The news is replete with stories about how grasslands are being destroyed through misplaced afforestation efforts, or through development into agricultural land and suburbs, so this news caught my eye.
At a time when climate change and population growth have hastened the impetus to secure food supplies, countries are always looking into how to turn unused land into one which can produce food. This includes areas that cannot support vegetation and crops due to higher saline content. The sodium and chloride in salt can cause damage to plants via various mechanisms. For example, the ions can prevent water absorption at the roots and cause wilting and drying.
Research to increase the ability of plants to tolerate higher salt concentrations is one way to address such problem areas, but the other way that some countries have explored is to actually modify the characteristics of the soil to decrease the salinity and make it tolerable for some plants.
This was the path taken by Tashkurgan Tajik county in China’s Xinjian province, where the government transformed 1300 ha of salty land over eight years into land that can support vegetation. They did this by lowering the pH of the soil from 9.5 to around 8 using chemical agents and halophilic bacteria.
The result is vegetation coverage of 85% and a land that yields up to 4500 kg of forage per hectare.
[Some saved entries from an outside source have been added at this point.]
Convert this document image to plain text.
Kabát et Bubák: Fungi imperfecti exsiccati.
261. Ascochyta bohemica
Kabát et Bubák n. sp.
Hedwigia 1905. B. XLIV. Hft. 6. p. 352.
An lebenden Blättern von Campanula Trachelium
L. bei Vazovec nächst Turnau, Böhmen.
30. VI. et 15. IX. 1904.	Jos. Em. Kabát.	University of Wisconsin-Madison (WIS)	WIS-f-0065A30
In addition, the project also included upgrades to the irrigation infrastructure, eco-restoration, and innovative “dry seeding, wet germination” techniques to maximize irrigation effectiveness.
This large scale project was not the first of its kind, with Tangshan in Hebei province also having successfully converted its own saline land in 2022, so expect more new grasslands to sprout up from previously unusable land as governments scramble to shore up their food resources.
Unfortunately, the question on whether these activities have destroyed natural ecological communities in the original arid and saline areas was not addressed in the news article I read.
Source:
China’s idyllic Xinjiang grasslands hid a salty soiled secret that’s been solved. South China Morning Post. Oct 28, 2024.